Si cette culture est filmée hors de tout cliché, c’est que les scènes où elle transparaît sont portées par un fou magnifique, Taloche, étonnant James Thierrée. Son personnage de naïf sensible, poète un peu voyant, traduit à lui seul tous les sentiments convoqués par une telle histoire : la peur, la rage, la folie qui guette, l’incompréhension, la résistance à l’enlisement… James Thierrée n’a peut-être pas d’origine tzigane, mais il a dans sa lignée le plus grand mime-poète, qui lui aussi s’est attaqué à la barbarie : son grand-père Charlie Chaplin. Son Taloche est un époustouflant Charlot-tzigane, qui se rue dans la terre pour en humer la substance, qui escalade les arbres et tombe dans le ruisseau, qui court à perdre haleine à travers la forêt et les près, son cri le suivant comme une délivrance attendue. Qui est libre.
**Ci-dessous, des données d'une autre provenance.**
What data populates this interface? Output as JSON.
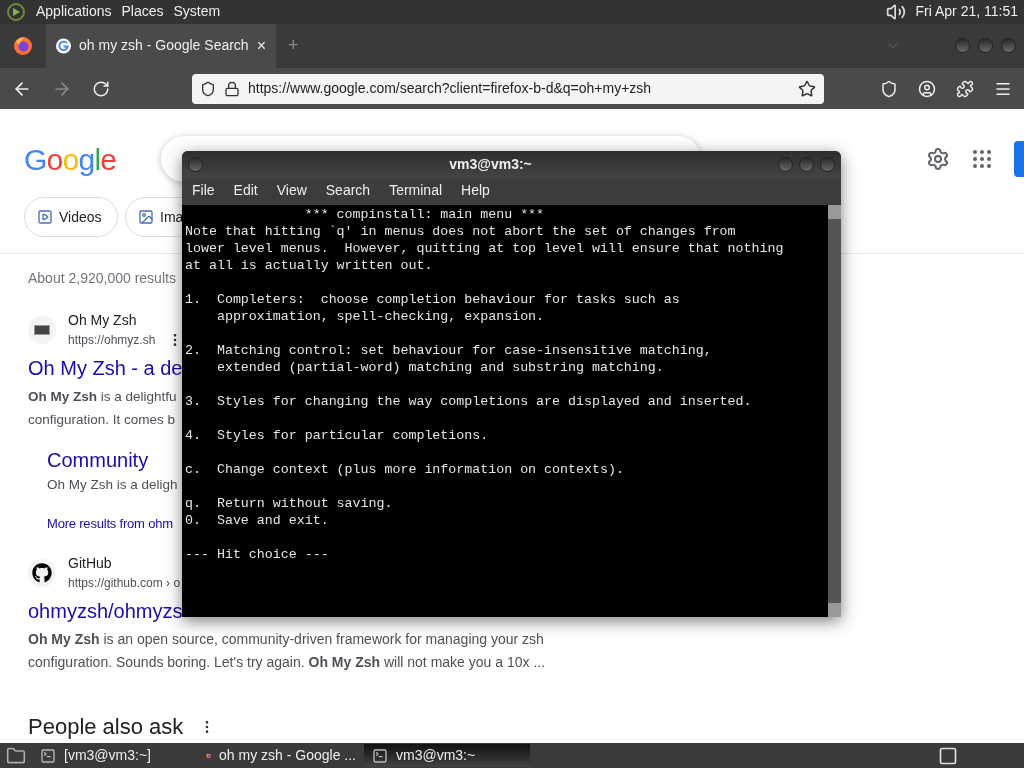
{
  "top_panel": {
    "menus": [
      "Applications",
      "Places",
      "System"
    ],
    "clock": "Fri Apr 21, 11:51"
  },
  "browser": {
    "tab": {
      "title": "oh my zsh - Google Search",
      "close": "×"
    },
    "new_tab": "+",
    "url": "https://www.google.com/search?client=firefox-b-d&q=oh+my+zsh",
    "forward_disabled": true
  },
  "google": {
    "logo": "Google",
    "chips": [
      {
        "label": "Videos",
        "kind": "video"
      },
      {
        "label": "Ima",
        "kind": "image"
      }
    ],
    "result_count": "About 2,920,000 results",
    "results": [
      {
        "site": "Oh My Zsh",
        "url": "https://ohmyz.sh",
        "kind": "terminal",
        "title": "Oh My Zsh - a de",
        "snippet": [
          "**Oh My Zsh** is a delightfu",
          "configuration. It comes b"
        ],
        "sitelink": {
          "title": "Community",
          "snippet": "Oh My Zsh is a deligh"
        },
        "more": "More results from ohm"
      },
      {
        "site": "GitHub",
        "url": "https://github.com › o",
        "kind": "github",
        "title": "ohmyzsh/ohmyzs",
        "snippet": [
          "**Oh My Zsh** is an open source, community-driven framework for managing your zsh configuration. Sounds boring. Let's try again. **Oh My Zsh** will not make you a 10x ..."
        ]
      }
    ],
    "people_also_ask": "People also ask"
  },
  "terminal": {
    "title": "vm3@vm3:~",
    "menu": [
      "File",
      "Edit",
      "View",
      "Search",
      "Terminal",
      "Help"
    ],
    "blocks": [
      [
        "               *** compinstall: main menu ***",
        "Note that hitting `q' in menus does not abort the set of changes from",
        "lower level menus.  However, quitting at top level will ensure that nothing",
        "at all is actually written out."
      ],
      [
        "1.  Completers:  choose completion behaviour for tasks such as",
        "    approximation, spell-checking, expansion."
      ],
      [
        "2.  Matching control: set behaviour for case-insensitive matching,",
        "    extended (partial-word) matching and substring matching."
      ],
      [
        "3.  Styles for changing the way completions are displayed and inserted."
      ],
      [
        "4.  Styles for particular completions."
      ],
      [
        "c.  Change context (plus more information on contexts)."
      ],
      [
        "q.  Return without saving.",
        "0.  Save and exit."
      ],
      [
        "--- Hit choice ---"
      ]
    ]
  },
  "taskbar": [
    {
      "label": "[vm3@vm3:~]",
      "kind": "terminal",
      "selected": false
    },
    {
      "label": "oh my zsh - Google ...",
      "kind": "browser",
      "selected": false
    },
    {
      "label": "vm3@vm3:~",
      "kind": "terminal",
      "selected": true
    }
  ]
}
À la lecture du synopsis de Liberté, on avoue avoir été un peu sceptique devant un élément : la présence d’un petit garçon français, orphelin, qui se lie d’amitié avec la famille tzigane et se passionne pour leur culture. Bien loin de toute mièvrerie, ce jeune acteur au nom prédestiné (Mathias Laliberté) se place au contraire comme le témoin d’une histoire tragique tout autant que de l’amour qu’il a reçu de ces êtres libres.